Do you think human written language is ‘done’ and will never evolve?

1 comments

I think that most of the changes in Unicode 13 are not from the evolution of human written language. I don't know anyone who's ever written "blueberries" by drawing a picture of some blueberries in the middle of their text.
From the perspective of a person who uses an alphabetical language, such as English, sure Unicode can be "done". But if your language is based on ideograms, like Chinese, then it'll never be "done". As words are created they need to be encoded.
Again, that's great and I understand that (I've studied Japanese), but that's only part of the new version. They're not adding pictures of "mousetrap" and "olives" and "toilet plunger" because any existing language needs to write these.

Furthermore, I'm really starting to question the way CJK is encoded. We don't make every English word a separate codepoint. 97% of these CJK ideographs are just different combinations of the same few radicals. Korean seems especially weird, as they have both individual radicals and every precomposed triple (in a block that's been rearranged once or twice, on the basis that nobody was really using it yet). I'm not saying we should nix all precomposed Hanzi/Kanji, exactly, because that's a very convenient way for programs to handle text, but it seems like this system is becoming increasingly awkward for non-western languages.

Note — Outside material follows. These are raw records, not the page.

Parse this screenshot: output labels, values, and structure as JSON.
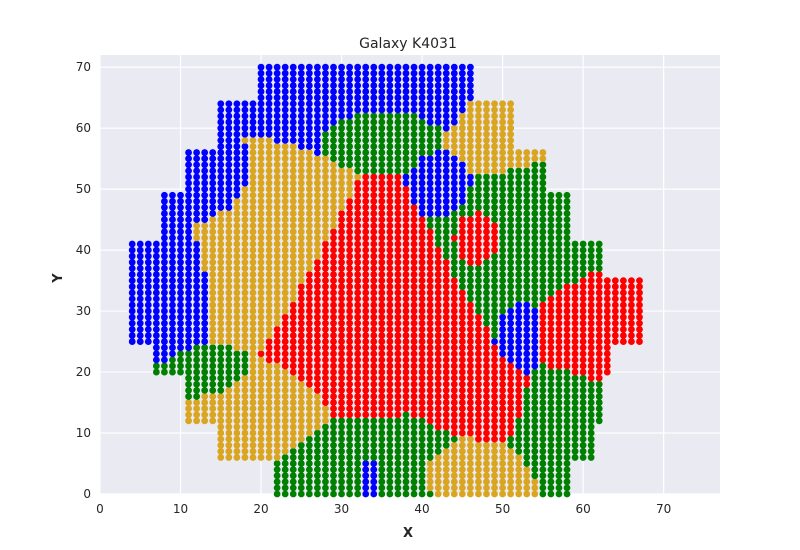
{
  "chart_data": {
    "type": "scatter",
    "title": "Galaxy K4031",
    "xlabel": "X",
    "ylabel": "Y",
    "xlim": [
      0,
      77
    ],
    "ylim": [
      0,
      72
    ],
    "xticks": [
      0,
      10,
      20,
      30,
      40,
      50,
      60,
      70
    ],
    "yticks": [
      0,
      10,
      20,
      30,
      40,
      50,
      60,
      70
    ],
    "grid": true,
    "background": "#eaeaf2",
    "class_colors": {
      "blue": "#0000ff",
      "green": "#008000",
      "gold": "#daa520",
      "red": "#ff0000"
    },
    "shape": {
      "description": "hexagonal grid of spaxels, one per integer (x,y) cell inside the galaxy outline",
      "row_extents": [
        {
          "y_min": 0,
          "y_max": 5,
          "x_min": 22,
          "x_max": 58
        },
        {
          "y_min": 6,
          "y_max": 11,
          "x_min": 15,
          "x_max": 61
        },
        {
          "y_min": 12,
          "y_max": 19,
          "x_min": 11,
          "x_max": 62
        },
        {
          "y_min": 20,
          "y_max": 24,
          "x_min": 7,
          "x_max": 63
        },
        {
          "y_min": 25,
          "y_max": 35,
          "x_min": 4,
          "x_max": 67
        },
        {
          "y_min": 36,
          "y_max": 41,
          "x_min": 4,
          "x_max": 62
        },
        {
          "y_min": 42,
          "y_max": 49,
          "x_min": 8,
          "x_max": 58
        },
        {
          "y_min": 50,
          "y_max": 56,
          "x_min": 11,
          "x_max": 55
        },
        {
          "y_min": 57,
          "y_max": 64,
          "x_min": 15,
          "x_max": 51
        },
        {
          "y_min": 65,
          "y_max": 70,
          "x_min": 20,
          "x_max": 46
        }
      ]
    },
    "series": [
      {
        "color": "blue",
        "regions": [
          {
            "x": [
              3,
              14
            ],
            "y": [
              22,
              44
            ]
          },
          {
            "x": [
              8,
              20
            ],
            "y": [
              44,
              58
            ]
          },
          {
            "x": [
              14,
              46
            ],
            "y": [
              58,
              71
            ]
          },
          {
            "x": [
              30,
              37
            ],
            "y": [
              0,
              10
            ]
          },
          {
            "x": [
              50,
              55
            ],
            "y": [
              20,
              32
            ]
          },
          {
            "x": [
              40,
              46
            ],
            "y": [
              46,
              55
            ]
          }
        ]
      },
      {
        "color": "green",
        "regions": [
          {
            "x": [
              44,
              62
            ],
            "y": [
              30,
              55
            ]
          },
          {
            "x": [
              22,
              50
            ],
            "y": [
              0,
              12
            ]
          },
          {
            "x": [
              7,
              20
            ],
            "y": [
              15,
              24
            ]
          },
          {
            "x": [
              50,
              62
            ],
            "y": [
              5,
              20
            ]
          },
          {
            "x": [
              26,
              42
            ],
            "y": [
              56,
              66
            ]
          }
        ]
      },
      {
        "color": "red",
        "regions": [
          {
            "x": [
              20,
              44
            ],
            "y": [
              14,
              42
            ]
          },
          {
            "x": [
              54,
              68
            ],
            "y": [
              20,
              36
            ]
          },
          {
            "x": [
              40,
              55
            ],
            "y": [
              8,
              22
            ]
          },
          {
            "x": [
              44,
              52
            ],
            "y": [
              36,
              48
            ]
          }
        ]
      },
      {
        "color": "gold",
        "regions": [
          {
            "x": [
              10,
              28
            ],
            "y": [
              5,
              22
            ]
          },
          {
            "x": [
              12,
              28
            ],
            "y": [
              24,
              56
            ]
          },
          {
            "x": [
              44,
              56
            ],
            "y": [
              52,
              66
            ]
          },
          {
            "x": [
              36,
              52
            ],
            "y": [
              0,
              10
            ]
          }
        ]
      }
    ]
  }
}
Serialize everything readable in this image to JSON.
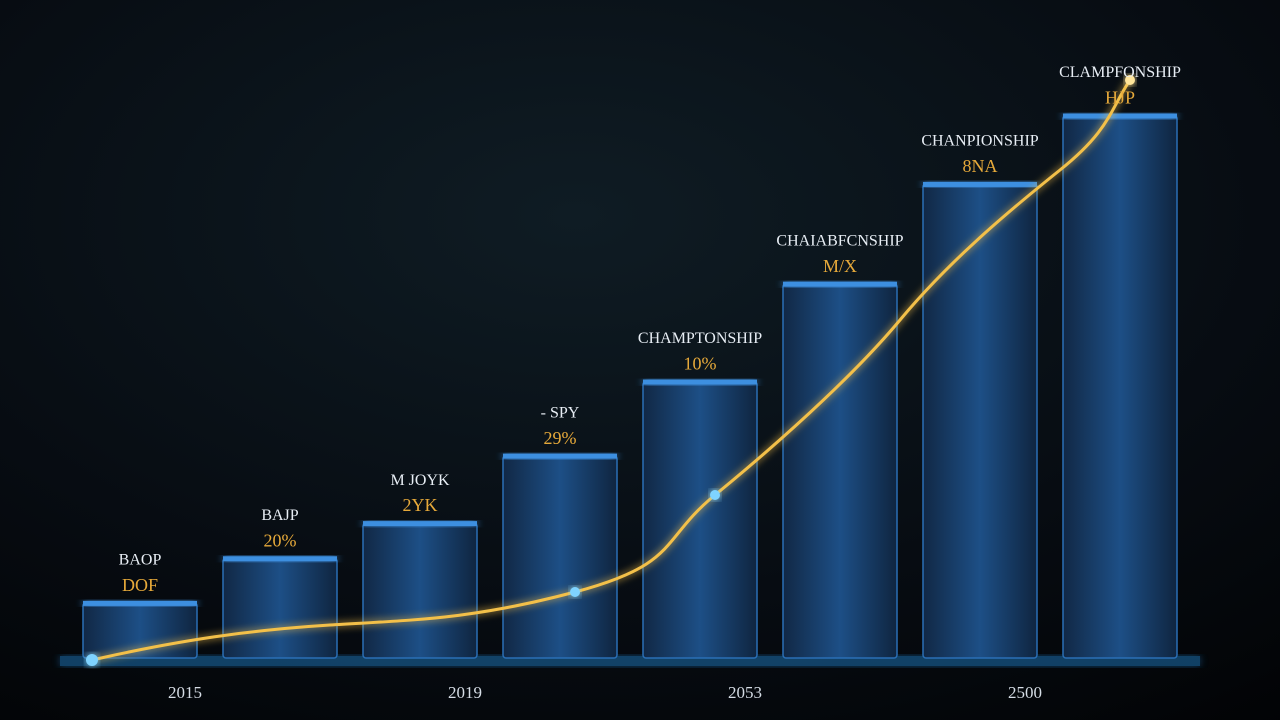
{
  "chart_data": {
    "type": "bar",
    "categories": [
      "2015",
      null,
      "2019",
      null,
      "2053",
      null,
      "2500",
      null
    ],
    "values": [
      58,
      105,
      142,
      213,
      291,
      394,
      499,
      571
    ],
    "ylim": [
      0,
      600
    ],
    "color": "#1d4f86",
    "annotations": [
      {
        "title": "BAOP",
        "label": "DOF"
      },
      {
        "title": "BAJP",
        "label": "20%"
      },
      {
        "title": "M JOYK",
        "label": "2YK"
      },
      {
        "title": "- SPY",
        "label": "29%"
      },
      {
        "title": "CHAMPTONSHIP",
        "label": "10%"
      },
      {
        "title": "CHAIABFCNSHIP",
        "label": "M/X"
      },
      {
        "title": "CHANPIONSHIP",
        "label": "8NA"
      },
      {
        "title": "CLAMPFONSHIP",
        "label": "HJP"
      }
    ]
  }
}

I feel there's a fundamental flaw when our "universal" text encoding system can't handle the regular creation of new words in a well-understood way, for languages spoken by 1/3rd of the world's population. It's like we're issuing hardware patches for a software problem.

It is, I do not like the way CJK is being doubt with. Not to mention fonts dont include All the CJK variants of the fonts when I use the same word but need a JK variant because that is how it was suppose to be used.

Even the "C" has traditional and simplified variant.

Fortunately I think Unicode is pretty much done for Alphabetical languages. Someday if CJK design Unicode isn't good enough breaking it off to something better isn't entire impossible.

Emojis literally are an evolution in human written language. They started with youth texting and are now showing up in business emails. I predict that within 50 years we'll see emojis as a routine component of New York Times articles.
Now you're getting into the definition of "writing". I would say I've only seen emoji typed, not written. (Before anyone asks: yes, I've seen cuneiform written. I have some interesting friends.) If you count any visual communication that is typed on a phone under the greater umbrella of "writing", then we could also include colors, styles, orientation, funny fonts, image memes, animation, etc. There's no end to the possible visual communication that people might want to transmit digitally.

Where do you draw the line? I draw it at "anything in or using a language that people might write in the absence of computers, which they would then reasonably want to store and transmit using a computer". I don't include "any possible visual communication that can occur using a computer". That's far too broad to define "text", or be part of any existing "language", which are the stated goals of Unicode.

I'm not going to hold my breath on this one. Emojis have an air of informality that is not appropriate in many circumstances. Imagine writing a death notice with emojis
Well one could use U+1303F.

But you wait until Maya script gets into Unicode. You'll have at least three different Maya codepoints for death. (-: